Shedding of soluble glycoprotein VI is neither affected by animal-derived antibeta-2-glycoprotein 1 antibodies nor IgG fractions from patients with systemic lupus erythematosus
Ho, YC and Ahuja, KDK and Andrews, RK and Adams, MJ, Shedding of soluble glycoprotein VI is neither affected by animal-derived antibeta-2-glycoprotein 1 antibodies nor IgG fractions from patients with systemic lupus erythematosus, Blood Coagulation & Fibrinolysis, 31, (4) pp. 258-263. ISSN 0957-5235 (2020) [Refereed Article]

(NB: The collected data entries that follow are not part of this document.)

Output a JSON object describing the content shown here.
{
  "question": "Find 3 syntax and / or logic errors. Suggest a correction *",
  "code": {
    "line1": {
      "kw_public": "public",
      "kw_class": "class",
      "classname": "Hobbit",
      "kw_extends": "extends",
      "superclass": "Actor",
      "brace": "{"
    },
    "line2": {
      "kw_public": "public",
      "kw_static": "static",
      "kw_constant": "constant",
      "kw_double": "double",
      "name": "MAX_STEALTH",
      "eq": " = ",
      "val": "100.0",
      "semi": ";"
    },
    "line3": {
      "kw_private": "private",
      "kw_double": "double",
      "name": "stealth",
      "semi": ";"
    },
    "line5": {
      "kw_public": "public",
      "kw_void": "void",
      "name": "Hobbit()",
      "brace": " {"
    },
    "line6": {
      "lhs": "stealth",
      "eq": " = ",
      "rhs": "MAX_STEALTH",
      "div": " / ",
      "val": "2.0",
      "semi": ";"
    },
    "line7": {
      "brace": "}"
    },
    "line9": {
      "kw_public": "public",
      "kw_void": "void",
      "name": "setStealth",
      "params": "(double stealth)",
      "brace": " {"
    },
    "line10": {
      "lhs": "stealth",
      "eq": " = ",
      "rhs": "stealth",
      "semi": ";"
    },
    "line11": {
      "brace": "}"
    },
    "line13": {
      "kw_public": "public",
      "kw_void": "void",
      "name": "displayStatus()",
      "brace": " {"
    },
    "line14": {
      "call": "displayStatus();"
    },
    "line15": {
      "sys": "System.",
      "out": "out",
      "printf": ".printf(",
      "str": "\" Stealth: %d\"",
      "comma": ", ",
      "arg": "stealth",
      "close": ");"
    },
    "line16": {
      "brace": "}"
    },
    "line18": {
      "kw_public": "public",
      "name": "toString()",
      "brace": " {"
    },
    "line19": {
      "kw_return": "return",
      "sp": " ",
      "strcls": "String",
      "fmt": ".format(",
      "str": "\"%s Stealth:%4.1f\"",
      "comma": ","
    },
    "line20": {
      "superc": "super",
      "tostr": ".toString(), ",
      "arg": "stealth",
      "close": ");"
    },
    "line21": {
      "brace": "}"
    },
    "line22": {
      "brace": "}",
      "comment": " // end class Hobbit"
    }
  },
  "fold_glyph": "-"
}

Antibeta-2-glycoprotein 1 (antiβ2GP1) antibodies are associated with increased risk of thrombosis in patients with systemic lupus erythematosus (SLE). The specific effect(s) of antiβ2GP1 antibodies on platelets are unclear. Platelet activation in response to antiplatelet antibodies has been shown to induce shedding of the ectodomain of the platelet collagen receptor, glycoprotein VI (GPVI), releasing soluble GPVI (sGPVI). The aim of this study was to therefore determine whether antiβ2GP1 antibodies, and/or purified IgG fractions, from patients with SLE shed sGPVI from platelets. We determined sGPVI levels in platelet poor plasma from SLE patients with/without antiβ2GP1 antibodies (n = 37), as well as in platelet-rich plasma from healthy donors treated with either SLE-derived IgG fractions containing antiβ2GP1, animal-derived antiβ2GP1, or isotype control antibodies. Levels of sGPVI were higher in three SLE-derived platelet poor plasma with antiβ2GP1 antibodies (103.52 ± 12.32 ng/ml) compared with those without (28.11 ± 12.73 ng/ml). Neither SLE-derived IgG fractions containing antiβ2GP1 antibodies, nor animal-derived antiβ2GP1 antibodies induced significant shedding of sGPVI from healthy donor platelets compared with isotype controls. These results suggest that antiβ2GP1 antibodies do not affect shedding of sGPVI, and therefore collagen-mediated platelet signalling pathways. The shedding activity in SLE patients may be due to factors other than antiβ2GP1 antibodies, for example, metalloproteinases.